Britt Storkson, a designer of electronic controls for industrial pumping equipment in The Dalles, Ore., says careless computer retrofitting of mechanical gear has become “a serious problem you see in industry all the time.” He has seen computer processors locking up, stopping heating and cooling equipment, conveyor belts and industrial-process systems.
It’s not that the software doesn’t work, it’s that it doesn’t work in all conditions,” Mr. Storkson said. And since software development is divorced from equipment design, “software developers don’t know, if I type in this command, what’s going to be the impact down the line.”
Accidents can cause expensive damage, but not nearly on the scale of hacking. Martyn Thomas, emeritus professor of IT at Gresham College in London who specializes in safety-critical systems, notes that traditionally in the physical world, safety plans are based on the assumption that things fail by chance. If two elements must fail before conditions get dangerous, the probability of a catastrophic accident shrinks further.
“But malware is designed to make everything fail at once,” Prof. Thomas noted. “The insecurity of cyberspace changes everything.”
Over recent years, malware attacks such as WannaCry and NotPetya have hit medical scanners in the U.K., A.P. Moller-Maersk A/S shipping facilities around the world and manufacturing, research and sales operations of pharmaceuticals giant Merck & Co. Aviation hasn’t faced notable hacks because planes use special software with extensive security.
While hackers can attack both new and retrofitted digital equipment, systems with network links added years later are harder to protect, said David Grout, chief technology officer for Europe at cybersecurity specialist firm FireEye Inc.
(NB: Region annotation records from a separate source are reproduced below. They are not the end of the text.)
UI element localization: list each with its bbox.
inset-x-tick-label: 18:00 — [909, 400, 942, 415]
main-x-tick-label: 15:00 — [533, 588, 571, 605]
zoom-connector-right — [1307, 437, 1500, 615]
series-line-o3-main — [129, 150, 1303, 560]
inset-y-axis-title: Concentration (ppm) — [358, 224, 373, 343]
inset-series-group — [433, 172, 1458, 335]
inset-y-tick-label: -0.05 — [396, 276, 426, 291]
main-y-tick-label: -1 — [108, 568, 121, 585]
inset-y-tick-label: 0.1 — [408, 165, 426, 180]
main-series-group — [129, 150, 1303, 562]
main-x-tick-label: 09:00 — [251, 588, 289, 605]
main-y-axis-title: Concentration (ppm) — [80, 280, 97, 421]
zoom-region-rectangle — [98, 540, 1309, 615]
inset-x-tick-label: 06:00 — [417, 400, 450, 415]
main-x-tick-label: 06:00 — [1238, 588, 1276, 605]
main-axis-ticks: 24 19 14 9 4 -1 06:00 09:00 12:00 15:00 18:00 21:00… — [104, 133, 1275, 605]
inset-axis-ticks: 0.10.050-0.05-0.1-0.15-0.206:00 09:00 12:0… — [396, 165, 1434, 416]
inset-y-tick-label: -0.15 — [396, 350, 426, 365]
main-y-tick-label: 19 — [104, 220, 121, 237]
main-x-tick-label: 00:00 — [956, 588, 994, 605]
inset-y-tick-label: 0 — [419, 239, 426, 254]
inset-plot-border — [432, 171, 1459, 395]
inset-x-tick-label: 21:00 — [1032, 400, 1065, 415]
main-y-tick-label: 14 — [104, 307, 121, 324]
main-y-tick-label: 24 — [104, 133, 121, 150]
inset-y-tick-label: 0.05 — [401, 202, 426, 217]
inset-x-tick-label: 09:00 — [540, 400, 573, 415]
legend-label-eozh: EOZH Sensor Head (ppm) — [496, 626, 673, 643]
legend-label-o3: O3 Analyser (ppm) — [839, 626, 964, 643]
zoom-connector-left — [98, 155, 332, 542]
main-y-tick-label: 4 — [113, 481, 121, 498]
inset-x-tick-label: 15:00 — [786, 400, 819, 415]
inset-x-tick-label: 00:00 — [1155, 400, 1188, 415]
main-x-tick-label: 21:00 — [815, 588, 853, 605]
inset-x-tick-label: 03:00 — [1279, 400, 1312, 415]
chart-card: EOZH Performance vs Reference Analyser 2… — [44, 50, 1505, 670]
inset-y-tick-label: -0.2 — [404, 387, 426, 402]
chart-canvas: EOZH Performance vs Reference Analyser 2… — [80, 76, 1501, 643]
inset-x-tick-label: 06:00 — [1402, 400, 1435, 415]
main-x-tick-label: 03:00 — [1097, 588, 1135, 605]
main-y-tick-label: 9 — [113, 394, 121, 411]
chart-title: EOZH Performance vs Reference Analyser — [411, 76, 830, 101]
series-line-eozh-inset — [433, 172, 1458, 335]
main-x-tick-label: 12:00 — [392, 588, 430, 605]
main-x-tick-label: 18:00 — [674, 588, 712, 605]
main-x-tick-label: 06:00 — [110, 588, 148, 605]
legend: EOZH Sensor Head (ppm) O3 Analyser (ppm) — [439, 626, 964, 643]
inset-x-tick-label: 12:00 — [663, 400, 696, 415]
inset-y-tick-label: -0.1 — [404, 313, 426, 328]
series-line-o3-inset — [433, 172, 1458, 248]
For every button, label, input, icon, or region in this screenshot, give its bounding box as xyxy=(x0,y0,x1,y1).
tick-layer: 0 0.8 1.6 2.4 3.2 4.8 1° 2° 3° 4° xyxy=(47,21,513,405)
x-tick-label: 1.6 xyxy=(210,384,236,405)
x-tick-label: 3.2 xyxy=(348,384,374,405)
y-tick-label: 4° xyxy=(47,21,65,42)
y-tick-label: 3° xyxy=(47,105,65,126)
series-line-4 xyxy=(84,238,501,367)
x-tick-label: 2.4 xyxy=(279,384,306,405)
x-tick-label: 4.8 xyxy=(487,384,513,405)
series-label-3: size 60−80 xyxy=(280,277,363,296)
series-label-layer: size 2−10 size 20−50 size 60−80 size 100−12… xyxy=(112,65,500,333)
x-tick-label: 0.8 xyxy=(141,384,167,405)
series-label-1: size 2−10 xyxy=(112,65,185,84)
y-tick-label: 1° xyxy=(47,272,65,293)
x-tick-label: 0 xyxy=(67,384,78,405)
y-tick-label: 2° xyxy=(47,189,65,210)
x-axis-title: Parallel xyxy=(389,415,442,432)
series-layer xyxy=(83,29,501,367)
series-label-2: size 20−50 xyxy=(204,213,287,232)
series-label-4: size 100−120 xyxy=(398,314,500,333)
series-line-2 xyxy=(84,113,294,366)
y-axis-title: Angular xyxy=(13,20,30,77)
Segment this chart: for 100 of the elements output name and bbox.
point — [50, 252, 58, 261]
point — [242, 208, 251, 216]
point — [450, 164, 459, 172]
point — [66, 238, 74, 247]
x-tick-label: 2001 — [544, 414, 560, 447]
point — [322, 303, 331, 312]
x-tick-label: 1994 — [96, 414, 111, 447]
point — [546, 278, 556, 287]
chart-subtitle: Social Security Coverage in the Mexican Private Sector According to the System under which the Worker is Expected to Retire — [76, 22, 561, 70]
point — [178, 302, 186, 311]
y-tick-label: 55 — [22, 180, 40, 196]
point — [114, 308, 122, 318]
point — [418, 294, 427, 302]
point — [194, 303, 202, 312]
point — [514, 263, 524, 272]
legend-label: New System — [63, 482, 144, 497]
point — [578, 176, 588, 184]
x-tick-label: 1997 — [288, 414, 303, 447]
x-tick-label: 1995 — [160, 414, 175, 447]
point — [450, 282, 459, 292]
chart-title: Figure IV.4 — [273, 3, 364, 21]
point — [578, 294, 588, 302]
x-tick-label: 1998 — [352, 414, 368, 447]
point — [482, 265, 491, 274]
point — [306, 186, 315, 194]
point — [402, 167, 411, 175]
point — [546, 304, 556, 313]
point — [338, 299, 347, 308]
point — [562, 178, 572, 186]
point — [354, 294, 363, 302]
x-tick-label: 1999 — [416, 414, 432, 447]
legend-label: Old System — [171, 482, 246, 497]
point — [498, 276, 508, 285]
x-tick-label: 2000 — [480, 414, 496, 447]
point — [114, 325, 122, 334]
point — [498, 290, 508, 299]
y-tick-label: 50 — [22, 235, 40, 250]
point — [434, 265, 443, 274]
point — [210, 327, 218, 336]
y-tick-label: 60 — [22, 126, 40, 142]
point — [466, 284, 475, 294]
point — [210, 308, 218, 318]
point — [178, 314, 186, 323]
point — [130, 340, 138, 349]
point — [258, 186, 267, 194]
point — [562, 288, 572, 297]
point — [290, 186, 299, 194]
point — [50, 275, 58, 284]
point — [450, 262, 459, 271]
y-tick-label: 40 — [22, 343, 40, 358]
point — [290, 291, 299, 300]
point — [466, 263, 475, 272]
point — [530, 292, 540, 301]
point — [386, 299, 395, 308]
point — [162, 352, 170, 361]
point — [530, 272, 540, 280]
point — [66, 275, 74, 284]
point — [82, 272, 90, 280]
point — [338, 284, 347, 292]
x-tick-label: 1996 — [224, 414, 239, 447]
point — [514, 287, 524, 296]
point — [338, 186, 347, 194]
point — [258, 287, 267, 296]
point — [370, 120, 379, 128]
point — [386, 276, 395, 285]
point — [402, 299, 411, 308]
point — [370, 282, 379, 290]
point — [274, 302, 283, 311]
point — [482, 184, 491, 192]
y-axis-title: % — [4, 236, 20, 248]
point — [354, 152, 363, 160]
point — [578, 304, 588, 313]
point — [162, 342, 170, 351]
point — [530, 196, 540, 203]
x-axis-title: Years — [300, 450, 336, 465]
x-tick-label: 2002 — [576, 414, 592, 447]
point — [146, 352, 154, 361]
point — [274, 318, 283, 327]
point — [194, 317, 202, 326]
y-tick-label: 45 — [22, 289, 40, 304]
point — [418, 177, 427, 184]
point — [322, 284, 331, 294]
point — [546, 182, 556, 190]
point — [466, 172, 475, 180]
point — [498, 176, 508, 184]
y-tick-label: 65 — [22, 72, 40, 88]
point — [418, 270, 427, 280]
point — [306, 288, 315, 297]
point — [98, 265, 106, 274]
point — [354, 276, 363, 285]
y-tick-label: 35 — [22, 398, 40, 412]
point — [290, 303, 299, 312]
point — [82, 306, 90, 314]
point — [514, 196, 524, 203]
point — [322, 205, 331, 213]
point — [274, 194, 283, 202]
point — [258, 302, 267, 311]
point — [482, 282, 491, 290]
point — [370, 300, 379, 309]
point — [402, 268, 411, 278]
Malware dubbed Triton in 2017 almost disabled the industrial-safety software in a Saudi Arabian petrochemicals plant, potentially allowing hackers to control the facility and release toxic chemicals.
Triton was only discovered when a plant manager had to reboot equipment three times and wondered why. FireEye suspects state-backed hackers—likely from Russia—for the attack.
“Their objective was to show the world that they are there and can take action if they want to,” said Mr. Grout.